On2 Gets Into the Olympic Act
In an article back in May, we mentioned that the Chinese Central Television's CCTV.com had purchased the streaming rights to the Olympics being held next month in Beijing. For the first time, the International Olympic Committee separately sold broadcasting rights for TV and streaming, including Internet and mobile phone delivery.
The licensing decision caused a sharp exchange of words in May that have reverberated through the web. "CCTV was granted the exclusive rights to conduct live streaming of the August Olympics in the Chinese mainland and Macao over the internet and mobile phones," said Hu Zhanfan, vice president of CCTV International. "Even local TV stations that have live streaming rights for TV are not entitled to transmit the Olympics on their websites or other mobile platforms.
"SARFT will strengthen its monitoring of all local stations as well as news and commercial websites," Hu Zhanfan said back in May. "Violators will be warned and punished and their bad records will be linked to approval of future program licenses." Hu Zhanfan is also deputy director of the State Administration of Radio, Film, and Television (SARFT), the Chinese ministry responsible for program licensing, so his words carried weight.
This week, several announcements, in partnership with CCTV, have been announced.
On Monday, Chinese company PPLive, Inc. announced a partnership with China Central Television’s CCTV.com to stream Olympic sporting events, as well as the opening and closing ceremonies, to its user base of more than 100 million viewers worldwide that boast a Neilsen-backed estimate of over 450 million average monthly page-views.
"We are very excited to partner with CCTV.com to broadcast the Beijing Olympic games through our new internet media platform. We are committed to delivering to our viewers the highest quality and most in-depth coverage of the sporting games that make up the Olympics," Bill Yao, founder and CEO of the company, said.
PPLive's main attraction in China is a healthy dose of domestic and international sports streaming content including the NBA, English Premier League, and European Champion League.
Given the warning from Hu Zhanfan, it's no wonder that companies like PPLive have scrambled to obtain a People's Republic of China governmental license "covering all video broadcasting, streaming and downloading services." PPLive's CEO notes that only a limited number of international venture capital-backed internet media companies have so far received this license in China, but it seems many more are trying in the run-up to the Olympics.
Even On2 Technologies has gotten in to the act, also releasing a press announcement that its VP6 codec—widely used in China for instant messaging—will be a key part of CCTV.com's delivery solution.
CCTV is using On2's Flix Engine, which is the only Flix tool that On2 sells that includes the upgraded VP6 codec, which is capable of delivering almost a 40% bandwidth savings over the original VP6 codec.
"Our bandwidth costs are very high as we need to support a large number of concurrent downloads, and this will inevitably increase during the Olympics," says Shan Xiaolei, Director, Technology Management Commission, CCTV. "On2 have helped us quickly address this problem by contributing the Flix Engines we need to publish our sports coverage."
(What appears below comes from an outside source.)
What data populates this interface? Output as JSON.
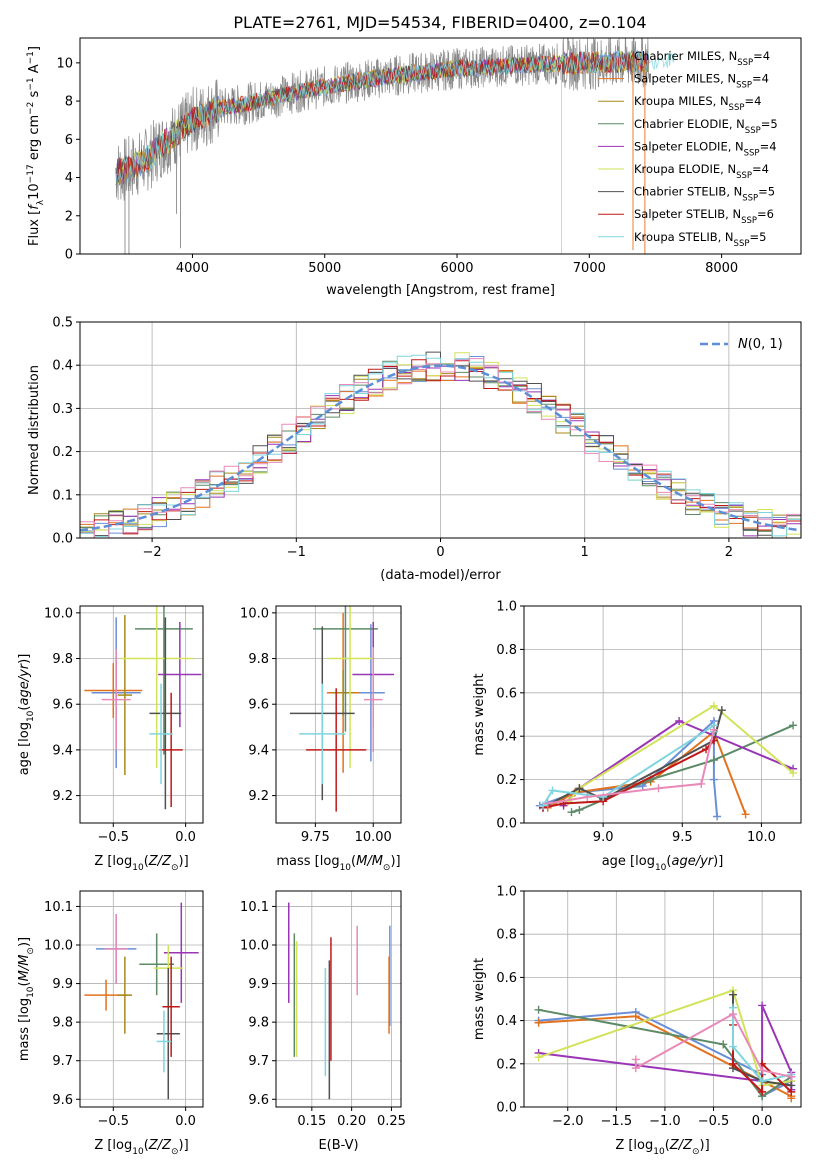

On2, for its part, sees this as a step in the right direction for both a widescale deployment of its updated VP6 codec in a video-on-demand setting, as well as a foothold in the growing Chinese streaming market.
"We see this as the beginning of a long term partnership that will see our two companies working together to lay the foundation of web TV in China," said Eero Kaikkonen, On2 Technologies' Chief Marketing Officer.